Semelhante também era o controlo exercido sobre as mulheres. Como a poligamia era permitida, mas não contava com nenhuma regulamentação, na prática ocasionava uma distribuição desigual das mulheres dentro da sociedade, o que permitia o controlo da produção e reprodução. Esse aspecto foi significativo no comércio de exportação, possibilitando uma divisão natural da população escrava. A demanda interna africana era por mulheres e crianças, enquanto para o comércio europeu, homens era a maioria.
O crescimento do tráfico transatlântico expôs a África Centro-Ocidental a uma influência essencialmente nova. Povos ao longo da costa Atlântica experimentaram mudanças fundamentais em sua organização social, reorientando a escravidão para padrões bem diferentes do que existia anteriormente, acompanhado de um aumento interno na utilização de escravos.
O abastecimento desse intenso tráfico, para as Américas, foi realizado principalmente pelas regiões: área de Angola e do Congo (até quase o final do século XIX); Costa dos Escravos (Golfo de Benin, do final do século XVII até Século XIX); Costa do Ouro (do início do século XVIII até o seu final); baía de Biafra (centralizado no delta do Níger e do rio Cross).

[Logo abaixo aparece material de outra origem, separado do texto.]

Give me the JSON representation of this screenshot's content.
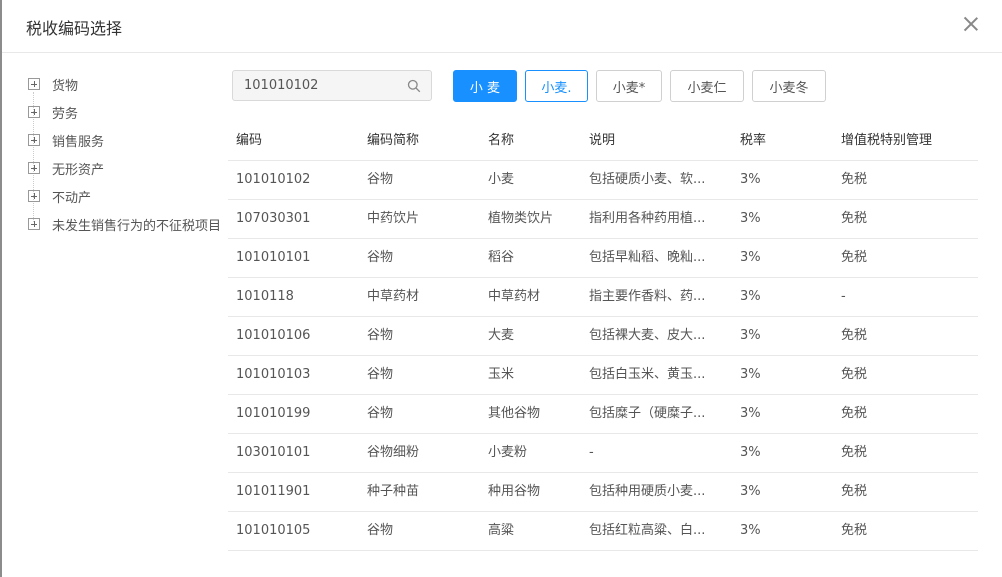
{
  "dialog": {
    "title": "税收编码选择"
  },
  "tree": {
    "items": [
      {
        "label": "货物"
      },
      {
        "label": "劳务"
      },
      {
        "label": "销售服务"
      },
      {
        "label": "无形资产"
      },
      {
        "label": "不动产"
      },
      {
        "label": "未发生销售行为的不征税项目"
      }
    ]
  },
  "search": {
    "value": "101010102"
  },
  "suggestions": [
    "小 麦",
    "小麦.",
    "小麦*",
    "小麦仁",
    "小麦冬"
  ],
  "table": {
    "columns": [
      "编码",
      "编码简称",
      "名称",
      "说明",
      "税率",
      "增值税特别管理"
    ],
    "rows": [
      [
        "101010102",
        "谷物",
        "小麦",
        "包括硬质小麦、软...",
        "3%",
        "免税"
      ],
      [
        "107030301",
        "中药饮片",
        "植物类饮片",
        "指利用各种药用植...",
        "3%",
        "免税"
      ],
      [
        "101010101",
        "谷物",
        "稻谷",
        "包括早籼稻、晚籼...",
        "3%",
        "免税"
      ],
      [
        "1010118",
        "中草药材",
        "中草药材",
        "指主要作香料、药...",
        "3%",
        "-"
      ],
      [
        "101010106",
        "谷物",
        "大麦",
        "包括裸大麦、皮大...",
        "3%",
        "免税"
      ],
      [
        "101010103",
        "谷物",
        "玉米",
        "包括白玉米、黄玉...",
        "3%",
        "免税"
      ],
      [
        "101010199",
        "谷物",
        "其他谷物",
        "包括糜子（硬糜子...",
        "3%",
        "免税"
      ],
      [
        "103010101",
        "谷物细粉",
        "小麦粉",
        "-",
        "3%",
        "免税"
      ],
      [
        "101011901",
        "种子种苗",
        "种用谷物",
        "包括种用硬质小麦...",
        "3%",
        "免税"
      ],
      [
        "101010105",
        "谷物",
        "高粱",
        "包括红粒高粱、白...",
        "3%",
        "免税"
      ]
    ]
  },
  "colors": {
    "primary": "#1890ff",
    "border": "#e8e8e8",
    "text": "#555555"
  }
}
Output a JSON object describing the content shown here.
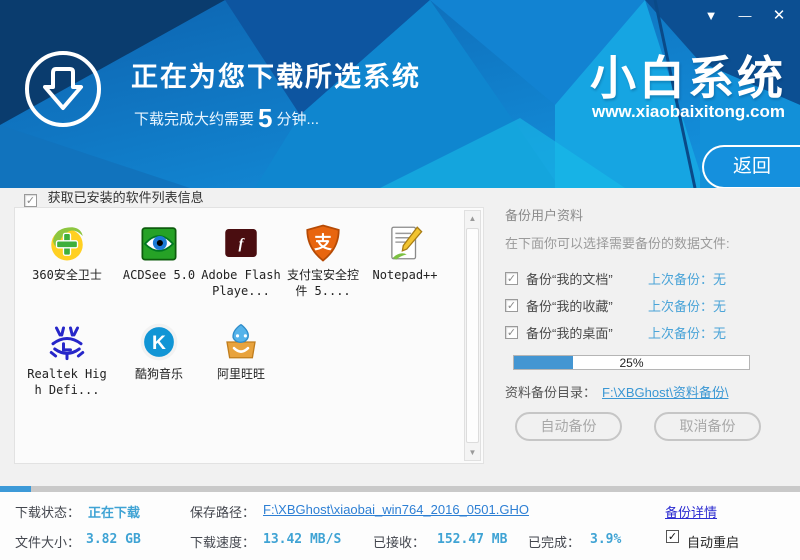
{
  "window": {
    "controls": {
      "menu": "▼",
      "minimize": "—",
      "close": "✕"
    }
  },
  "icons": {
    "check": "✓",
    "scroll_up": "▲",
    "scroll_down": "▼"
  },
  "header": {
    "title": "正在为您下载所选系统",
    "subtitle_prefix": "下载完成大约需要",
    "subtitle_minutes": "5",
    "subtitle_suffix": "分钟...",
    "logo": "小白系统",
    "website": "www.xiaobaixitong.com",
    "back_button": "返回"
  },
  "software_section": {
    "checkbox_label": "获取已安装的软件列表信息",
    "apps": [
      {
        "name": "360安全卫士"
      },
      {
        "name": "ACDSee 5.0"
      },
      {
        "name": "Adobe Flash Playe..."
      },
      {
        "name": "支付宝安全控件 5...."
      },
      {
        "name": "Notepad++"
      },
      {
        "name": "Realtek High Defi..."
      },
      {
        "name": "酷狗音乐"
      },
      {
        "name": "阿里旺旺"
      }
    ]
  },
  "backup_panel": {
    "title": "备份用户资料",
    "description": "在下面你可以选择需要备份的数据文件:",
    "items": [
      {
        "label": "备份“我的文档”",
        "last": "上次备份：无"
      },
      {
        "label": "备份“我的收藏”",
        "last": "上次备份：无"
      },
      {
        "label": "备份“我的桌面”",
        "last": "上次备份：无"
      }
    ],
    "progress_percent": "25%",
    "progress_value": 25,
    "dir_label": "资料备份目录：",
    "dir_link": "F:\\XBGhost\\资料备份\\",
    "auto_button": "自动备份",
    "cancel_button": "取消备份"
  },
  "status_bar": {
    "overall_percent": 3.9,
    "status_label": "下载状态：",
    "status_value": "正在下载",
    "path_label": "保存路径：",
    "path_value": "F:\\XBGhost\\xiaobai_win764_2016_0501.GHO",
    "details_link": "备份详情",
    "size_label": "文件大小：",
    "size_value": "3.82 GB",
    "speed_label": "下载速度：",
    "speed_value": "13.42 MB/S",
    "received_label": "已接收：",
    "received_value": "152.47 MB",
    "done_label": "已完成：",
    "done_value": "3.9%",
    "autorestart_label": "自动重启"
  },
  "colors": {
    "header_base": "#1090dc",
    "accent_blue": "#1590dd",
    "value_cyan": "#3fa3d4",
    "link_blue": "#2d7fd4",
    "details_link": "#2b2bd0",
    "progress_fill": "#4496d2"
  }
}
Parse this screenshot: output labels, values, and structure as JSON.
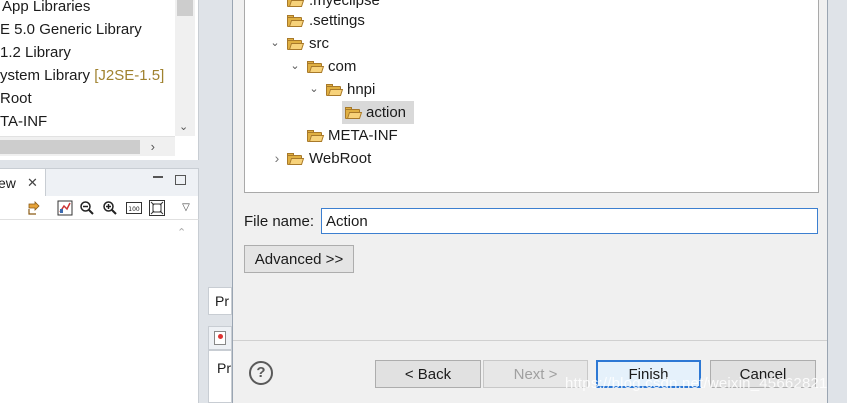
{
  "left_pane": {
    "libraries": [
      {
        "text": "App Libraries",
        "suffix": ""
      },
      {
        "text": "E 5.0 Generic Library",
        "suffix": ""
      },
      {
        "text": "1.2 Library",
        "suffix": ""
      },
      {
        "text": "ystem Library ",
        "suffix": "[J2SE-1.5]"
      },
      {
        "text": "Root",
        "suffix": ""
      },
      {
        "text": "TA-INF",
        "suffix": ""
      }
    ],
    "view_tab_label": "ew",
    "view_tab_close": "✕"
  },
  "background_fragments": {
    "pr_top": "Pr",
    "pr_bottom": "Pr"
  },
  "dialog": {
    "tree": [
      {
        "label": ".myeclipse",
        "level": 1,
        "twisty": ""
      },
      {
        "label": ".settings",
        "level": 1,
        "twisty": ""
      },
      {
        "label": "src",
        "level": 1,
        "twisty": "⌄"
      },
      {
        "label": "com",
        "level": 2,
        "twisty": "⌄"
      },
      {
        "label": "hnpi",
        "level": 3,
        "twisty": "⌄"
      },
      {
        "label": "action",
        "level": 4,
        "twisty": "",
        "selected": true
      },
      {
        "label": "META-INF",
        "level": 2,
        "twisty": ""
      },
      {
        "label": "WebRoot",
        "level": 1,
        "twisty": "›"
      }
    ],
    "file_name_label": "File name:",
    "file_name_value": "Action",
    "advanced_label": "Advanced >>",
    "help_glyph": "?",
    "buttons": {
      "back": "< Back",
      "next": "Next >",
      "finish": "Finish",
      "cancel": "Cancel"
    }
  },
  "watermark": "https://blog.csdn.net/weixin_45662821"
}
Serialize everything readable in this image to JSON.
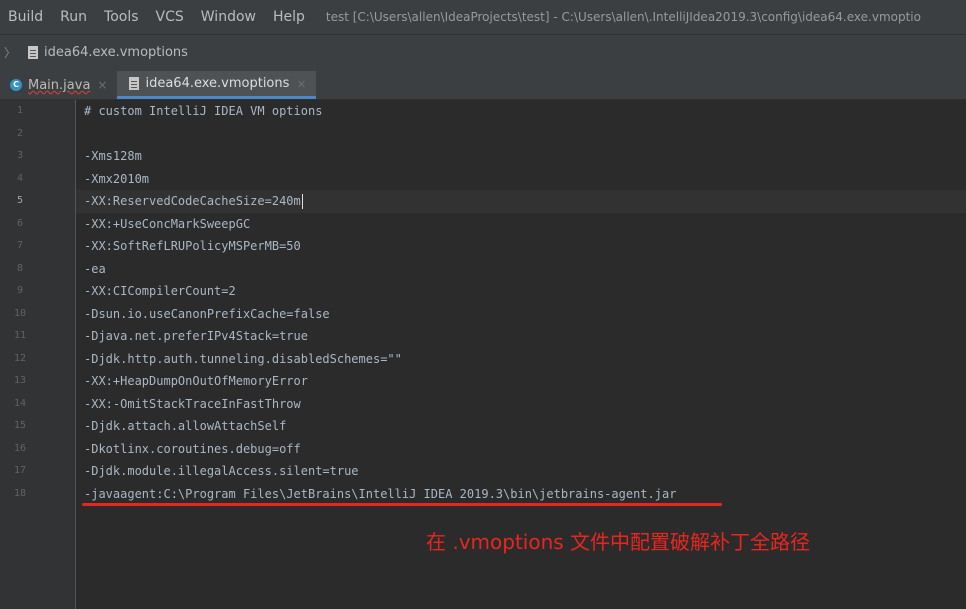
{
  "menubar": {
    "items": [
      "Build",
      "Run",
      "Tools",
      "VCS",
      "Window",
      "Help"
    ],
    "title": "test [C:\\Users\\allen\\IdeaProjects\\test] - C:\\Users\\allen\\.IntelliJIdea2019.3\\config\\idea64.exe.vmoptio"
  },
  "breadcrumb": {
    "file": "idea64.exe.vmoptions"
  },
  "tabs": [
    {
      "label": "Main.java",
      "close": "×",
      "icon": "java-class-icon"
    },
    {
      "label": "idea64.exe.vmoptions",
      "close": "×",
      "icon": "file-icon"
    }
  ],
  "editor": {
    "current_line": 5,
    "lines": [
      "# custom IntelliJ IDEA VM options",
      "",
      "-Xms128m",
      "-Xmx2010m",
      "-XX:ReservedCodeCacheSize=240m",
      "-XX:+UseConcMarkSweepGC",
      "-XX:SoftRefLRUPolicyMSPerMB=50",
      "-ea",
      "-XX:CICompilerCount=2",
      "-Dsun.io.useCanonPrefixCache=false",
      "-Djava.net.preferIPv4Stack=true",
      "-Djdk.http.auth.tunneling.disabledSchemes=\"\"",
      "-XX:+HeapDumpOnOutOfMemoryError",
      "-XX:-OmitStackTraceInFastThrow",
      "-Djdk.attach.allowAttachSelf",
      "-Dkotlinx.coroutines.debug=off",
      "-Djdk.module.illegalAccess.silent=true",
      "-javaagent:C:\\Program Files\\JetBrains\\IntelliJ IDEA 2019.3\\bin\\jetbrains-agent.jar"
    ]
  },
  "annotation": {
    "text": "在 .vmoptions 文件中配置破解补丁全路径",
    "color": "#e8261f"
  },
  "colors": {
    "background": "#2b2b2b",
    "gutter": "#313335",
    "accent": "#4a88c7"
  }
}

Outras regiões tiveram menor participação em épocas diversas como: do rio Bandana; costa perto do planalto de Futa Jalom; portos próximos onde agora ficam Morávia e Freetown; e a região da Senegâmbia com conexão com o interior muçulmano.
O crescimento desse tráfico, não poderia ter ocorrido sem um aumento simultâneo da capacidade de escravizar pessoas e da intensificação da violência. Essa situação era resolvida pela separação da infra-estrutura comercial, que permitia a movimentação de escravos dentro e fora da África; e das instituições de escravização, que estavam associadas à fragmentação política. Assim, o mercado escravo e a escravização institucionalizada, formavam o cenário para a expansão da escravidão na África. No princípio do século XIX, o tráfico de escravos, tinha adquirido proporções gigantescas. O que levou a ser visto como a primeira das modernas migrações mundiais com características específicas por ser baseada na escravidão e possuir uma complexa organização.
Mesmo aceitando que a escravidão existia na África antes da difusão do islamismo, é inegável que se constituía em um aspecto marginal as estruturas sociais. O que leva a afirmar que, a influência do islamismo e do comércio europeu interagindo com o ambiente nativo, afectaram a dinâmica da escravidão, provocando o surgimento de sociedades escravocratas, o que equivale dizer que a escravidão transformou-se em uma instituição fundamental.
Na África, o resultado do sistema esclavagista foi devastador. Comunidades que antes conviviam pacificamente se militarizaram e travaram guerras infindáveis. Enquanto durou a escravidão, os escravos, assim "produzidos", eram vendidos em feiras e exportados. Depois, os antagonismos étnicos entre os capturados e os captores se acentuaram, de forma que mesmo após a retirada dos últimos colonizadores, já no final do século XX, as guerras continuaram ocorrendo.
Houve mais interferências externas. O empresário inglês Cecil Rhodes, por exemplo, investiu largamente em mineração, e fundou o estado da Rhodésia, depois dividido em Rhodésia do sul e Rhodésia do norte, hoje Zâmbia e Zimbábue. Queria formar um império inglês.
Mais tarde, o problema foi agravado, e generalizado, pelo fato de a África ter sido dividida em países artificiais, forjados pela régua dos burocratas da Organização das Nações Unidas (ONU) após a Segunda Guerra Mundial. Sem levar em conta a cultura local, a ONU subjugou ao tacão de líderes não reconhecidos como tal, povos com hábitos, idiomas e economias diversas.
Outras circunstâncias contribuíram para que a África chegasse ao século XXI como o continente mais pobre, injusto e desigual do planeta. Uma delas foi a introdução de mercadorias estrangeiras, ainda no tempo colonial, que provocou a ruína do sistema de produção local.
Em Angola, o sistema do sobado entrou em decadência com a implantação de plantações. Outros centros comerciais próximos ao Rio Kwanza, como o Dongo, passaram a comercializar borracha, cera, café, amendoim e outros produtos demandados pelos europeus – em detrimento da produção de bens de subsistência essenciais para a população. O resultado dessa história milenar de exploração e injustiça são as guerras civis e a extrema pobreza em que o continente se encontra até aos dias actuais.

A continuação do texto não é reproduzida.